I guess you have family – do they want to watch you smoke your life away for the sake of kicking a drug addiction? It’s been about 10 years since my grandad died and I still haven’t got over it. It’s a waste of a life.
wonkotsane: I very nearly vetoed this comment but I don’t really want to do that if I can help it. But in my experience this is a common reaction from either non or reformed smokers. Which is not to say it isn’t true and also does not mean I am in denial.

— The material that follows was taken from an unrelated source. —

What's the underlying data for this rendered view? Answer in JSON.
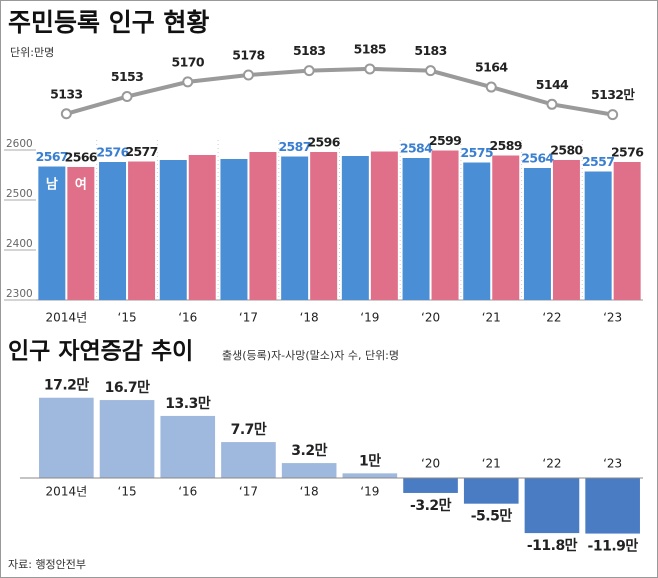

Fact is I have known people with these sort of conditions that were not smokers. Plus I have known smokers who just died of old age. Four years ago my brother had prostate cancer which lead to kidney and lung and death and he was a heavy smoker. Last year I had prostate cancer but am now fine. In other words the dice have many sides.
And at the end of the day are not all pleasures just chemical reactions?